Psychophysical results collected on human listeners are broadly consistent with the physiological data. Whereas performance on the two-envelope ITD tasks fell off as a function of interaural carrier frequency separation, performance was above chance for separations up to 2 octaves or more. Tolerance of carrier frequency mismatches was stronger for the static than the dynamic task. The dynamic task could be viewed as more perceptually demanding than the static task, to the extent that it was based on the interaural envelope configuration as a function of time. It has been shown that temporal resolution of dynamic changes in ITD is relatively poor, leading some to characterize binaural processing as sluggish (e.g., Kollmeier and Gilkey 1990). No such sluggishness has been observed at the level of the IC (Yin and Kuwada 1983; Joris et al. 2006). Regardless of the fidelity with which dynamic cues can be processed, the duration of robust ITD presentation varied significantly across tasks: the ITD swept through all possible values in the dynamic task, whereas the maximal ITD was presented over the duration of the stimulus in the static task. The use of dynamic stimuli could have increased task difficulty and thus increased susceptibility to detrimental effects of carrier frequency mismatches in the psychophysical as compared to the physiological data.

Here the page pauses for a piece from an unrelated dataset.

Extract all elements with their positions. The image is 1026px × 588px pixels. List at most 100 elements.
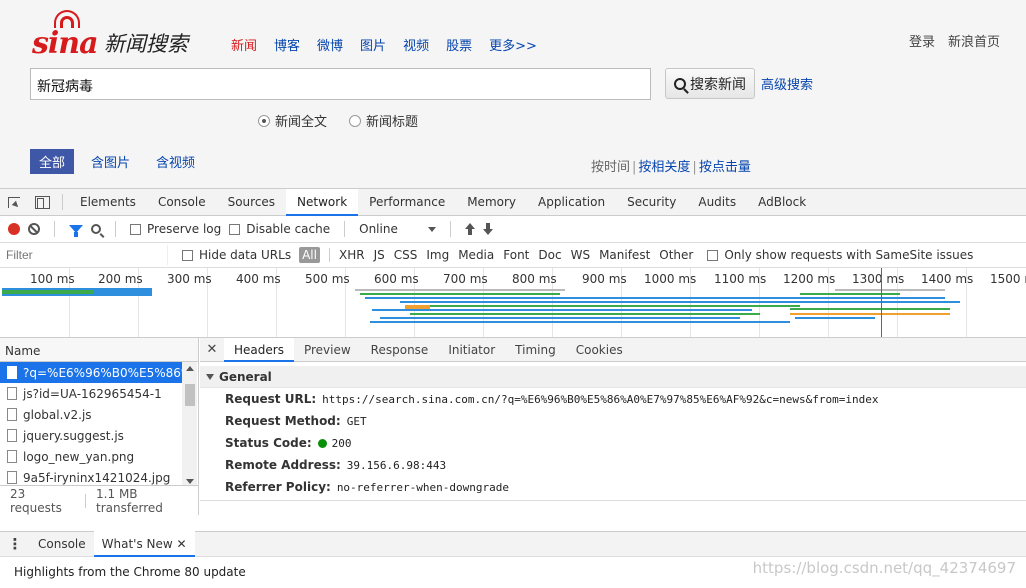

Another potentially important difference between the static and the dynamic psychophysical paradigms is the availability of cues. Monaural discrimination of in-phase vs. out-of-phase modulation across frequency suggests that the static task can be performed by across-channel differences that do not rely on specifically binaural cues. For example, results are consistent with the possibility that listeners are performing an across-frequency envelope comparison (Strickland et al. 1989) in both the monaural and binaural versions of the static task. In contrast, the dynamic task cannot be performed reliably with monaural cues alone, supporting the conclusion that this task is more likely performed based on uniquely binaural cues underlying localization.

Summary

The present results show an ability to utilize interaural envelope phase timing information delivered with mismatched carrier frequencies bilaterally both in an animal neural model and in human listeners. Because of the limited spatial resolution achieved with current cochlear implant technology, inputs to binaural neurons from mismatched electrode contacts are likely to produce significant interactions even with wide separations because of the spread of current. The physiological data also suggest that control of intensity to avoid saturation effects associated with synchronization to the envelope is an important consideration for bilateral implant stimulation.